Detectives believe the pair were at 64th Street to commit a home invasion, said Linda Matthew, a Sacramento Police Department spokeswoman. That information wasn’t released until Wednesday evening, with Matthew saying the department had received conflicting reports and wanted to wait before releasing additional information.

Police did not say whether the suspected shooter was the target of the alleged home-invasion robbery.
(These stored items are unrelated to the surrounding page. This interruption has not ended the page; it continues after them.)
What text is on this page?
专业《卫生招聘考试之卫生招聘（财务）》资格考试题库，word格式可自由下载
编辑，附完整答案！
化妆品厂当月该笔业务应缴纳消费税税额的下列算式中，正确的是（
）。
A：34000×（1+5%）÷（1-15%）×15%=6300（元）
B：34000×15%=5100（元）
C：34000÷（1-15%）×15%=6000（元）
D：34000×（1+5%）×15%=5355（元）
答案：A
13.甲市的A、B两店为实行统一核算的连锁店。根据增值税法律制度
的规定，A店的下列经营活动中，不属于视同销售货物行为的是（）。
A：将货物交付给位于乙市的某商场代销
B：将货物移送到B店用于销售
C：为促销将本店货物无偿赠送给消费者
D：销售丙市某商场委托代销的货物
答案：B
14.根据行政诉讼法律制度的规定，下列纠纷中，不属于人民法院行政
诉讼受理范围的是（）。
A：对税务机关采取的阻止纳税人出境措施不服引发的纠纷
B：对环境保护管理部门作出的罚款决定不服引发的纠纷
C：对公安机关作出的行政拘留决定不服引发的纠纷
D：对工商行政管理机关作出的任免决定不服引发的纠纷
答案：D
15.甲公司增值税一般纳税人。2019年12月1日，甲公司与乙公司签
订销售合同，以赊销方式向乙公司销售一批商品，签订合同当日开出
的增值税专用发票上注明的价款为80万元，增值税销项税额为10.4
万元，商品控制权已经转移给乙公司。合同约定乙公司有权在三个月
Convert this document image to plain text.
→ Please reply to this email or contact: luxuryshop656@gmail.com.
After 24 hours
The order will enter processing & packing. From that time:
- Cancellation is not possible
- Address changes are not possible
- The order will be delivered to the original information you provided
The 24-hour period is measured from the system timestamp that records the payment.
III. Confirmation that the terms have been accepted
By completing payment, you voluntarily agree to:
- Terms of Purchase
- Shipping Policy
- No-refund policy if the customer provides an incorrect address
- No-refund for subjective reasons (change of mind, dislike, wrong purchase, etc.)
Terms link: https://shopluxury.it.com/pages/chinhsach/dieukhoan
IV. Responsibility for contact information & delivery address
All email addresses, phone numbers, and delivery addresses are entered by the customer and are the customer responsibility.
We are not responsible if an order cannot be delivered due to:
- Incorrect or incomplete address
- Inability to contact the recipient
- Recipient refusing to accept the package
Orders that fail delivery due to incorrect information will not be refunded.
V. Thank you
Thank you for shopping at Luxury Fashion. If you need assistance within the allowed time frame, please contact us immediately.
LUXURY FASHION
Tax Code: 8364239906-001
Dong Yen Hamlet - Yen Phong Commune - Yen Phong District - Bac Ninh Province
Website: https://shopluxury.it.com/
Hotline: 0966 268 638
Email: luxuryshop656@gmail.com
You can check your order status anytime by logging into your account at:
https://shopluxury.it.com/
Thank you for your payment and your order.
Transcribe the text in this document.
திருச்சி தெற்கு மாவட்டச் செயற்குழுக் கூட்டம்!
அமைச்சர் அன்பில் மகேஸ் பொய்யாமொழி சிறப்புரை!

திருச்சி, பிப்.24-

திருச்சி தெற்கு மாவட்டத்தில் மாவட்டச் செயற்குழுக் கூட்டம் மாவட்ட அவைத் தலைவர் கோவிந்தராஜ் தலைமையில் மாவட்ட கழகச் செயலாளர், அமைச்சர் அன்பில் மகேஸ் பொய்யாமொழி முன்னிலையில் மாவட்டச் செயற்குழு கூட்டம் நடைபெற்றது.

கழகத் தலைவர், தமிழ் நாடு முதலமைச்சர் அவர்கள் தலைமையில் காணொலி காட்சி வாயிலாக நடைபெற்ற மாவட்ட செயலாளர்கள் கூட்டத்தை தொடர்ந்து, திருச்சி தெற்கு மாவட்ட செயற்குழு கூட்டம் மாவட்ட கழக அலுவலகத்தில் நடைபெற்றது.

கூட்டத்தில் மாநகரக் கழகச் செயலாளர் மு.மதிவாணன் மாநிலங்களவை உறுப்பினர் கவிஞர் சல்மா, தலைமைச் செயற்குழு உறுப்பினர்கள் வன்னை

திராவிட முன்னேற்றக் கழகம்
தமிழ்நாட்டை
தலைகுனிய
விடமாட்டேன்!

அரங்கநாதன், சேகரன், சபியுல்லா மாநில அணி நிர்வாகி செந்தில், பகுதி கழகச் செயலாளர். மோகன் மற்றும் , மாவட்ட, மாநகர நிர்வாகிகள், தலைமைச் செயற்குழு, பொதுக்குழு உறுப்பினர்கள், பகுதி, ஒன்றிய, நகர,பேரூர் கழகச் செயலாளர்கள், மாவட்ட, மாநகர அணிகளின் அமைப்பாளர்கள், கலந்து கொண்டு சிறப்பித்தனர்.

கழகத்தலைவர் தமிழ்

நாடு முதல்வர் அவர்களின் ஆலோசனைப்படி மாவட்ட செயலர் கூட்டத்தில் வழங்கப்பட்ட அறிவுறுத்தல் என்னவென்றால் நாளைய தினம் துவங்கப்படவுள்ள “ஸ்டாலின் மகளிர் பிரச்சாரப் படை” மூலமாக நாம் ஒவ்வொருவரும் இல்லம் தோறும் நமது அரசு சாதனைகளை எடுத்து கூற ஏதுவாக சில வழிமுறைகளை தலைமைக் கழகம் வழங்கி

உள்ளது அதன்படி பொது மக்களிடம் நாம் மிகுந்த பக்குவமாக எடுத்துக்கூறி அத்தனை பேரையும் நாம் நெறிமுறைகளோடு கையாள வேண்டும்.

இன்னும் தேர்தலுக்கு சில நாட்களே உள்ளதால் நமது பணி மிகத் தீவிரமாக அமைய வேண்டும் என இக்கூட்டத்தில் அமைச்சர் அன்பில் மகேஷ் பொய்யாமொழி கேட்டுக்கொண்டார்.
The department also denied claims that the shooting was gang-related.

An initial lack of information regarding the shooting caused rumors about what had happened to the teens to explode on social media by Wednesday morning, Berry Accius said.

“There were rumors that day that someone was going to come up at Sacramento High, (that they were) going to come up and do something,” he said. “There was so much speculation on what had happened to (Williams).”

Accius said rumors were fueled by long-standing disputes between gangs in south Sacramento and Oak Park, where Sacramento High is located. Some speculated that the shooting of the former Sacramento High students was in retaliation for a separate shooting at a Meadowview party that killed 20-year-old Gregorie Green.

Matthew on Thursday said the department’s investigators don’t believe the shootings are connected.

Accius was among dozens of community members who came to the campus to support students who needed someone to talk to. Their campus police officer was in contact with the Sacramento Police Department, which also sent some of their officers to the campus, said Shannon Wheatley, the school’s principal.

“We just really wanted to make sure that anything we were hearing was focused on safety,” Wheatley said.

Mossawir said that one student was chased by other students after making insensitive comments about Williams’ death, but no one at the school was involved in a physical fight.

The Police Department went to the campus around 11 a.m. after seeing social media posts that a student at the school was involved with Tuesday’s homicide, Matthew said. While they were there, officers received word at around 11:55 a.m. that someone had called police to say they believed shots had been fired on campus. Officers placed the school on lockdown but found no victims or signs of a shooting.

Williams and the other 15-year-old student, his friend, were not current students, but both had previously attended the school, Mossawir said. Williams was popular at the school and known for his charismatic personality.

“His smile is undeniable,” Mossawir said. “I think he could disarm people with his big smile.”

Wheatley said Thursday morning was calmer.

“Yesterday was actually a day for unity,” he said. “We woke up today and had school. It’s been a safe day on campus.”